Girls get career advice from top professionals at Young Women's Leadership Conference

A capacity audience hears the keynote presentation from Lynn M. Torossian, president and CEO of Henry Ford West Bloomfield Hospital, at Friday's Young Women's Leadership Conference.
LTU photo / Matt Roush.
A packed house of 300 middle and high school girls heard a message of empowerment and inspiration Friday at the second annual Young Women’s Leadership Conference, organized by Lawrence Technological University’s College of Business and Information Technology.
Keynote speaker Lynn M. Torossian, president and CEO of Henry Ford West Bloomfield Hospital, offered attendees plenty of ideas on embarking on successful careers. Among them:
- Have self-confidence. If you don’t believe in yourself, why should anyone else?
- Dream big and believe you can. Having big dreams tends to fade as we get older, Torossian said, and it shouldn’t.
- Stand up for your beliefs and stand up for yourself. Courage, she said, isn’t the absence of fear – it’s the ability to move forward in the face of fear.
- Support other women – they need you, and you need them. She told attendees to mentor and sponsor other women and give them direct feedback.

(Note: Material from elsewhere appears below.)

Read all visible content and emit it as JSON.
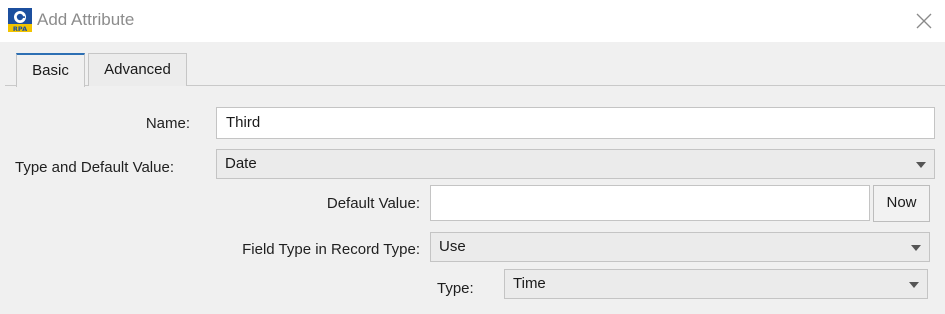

- Be yourself. Be authentic.
Torossian repeatedly recalled her “seventh-grade self,” a girl who forced her school district to allow her to try out for the boys’ basketball team because there wasn’t a girls’ team, going all the way to the school board. The school hastily arranged an intramural program for girls, but guess what, Torossian said: “I didn’t want to play basketball. I wanted to make a point.”
Torossian now leads a 191-bed, $360 million hospital that opened in 2009, and is active in many professional and community organizations.
After Torossian’s presentation, a panel of women executives offered attendees advice on networking, career preparation, and success on the job in the face of bias against women in leadership. The event wrapped up Friday afternoon with breakout sessions and leadership development exercises.
Lawrence Tech officials said that besides the capacity audience, more than 100 young women were on a waiting list to attend the event.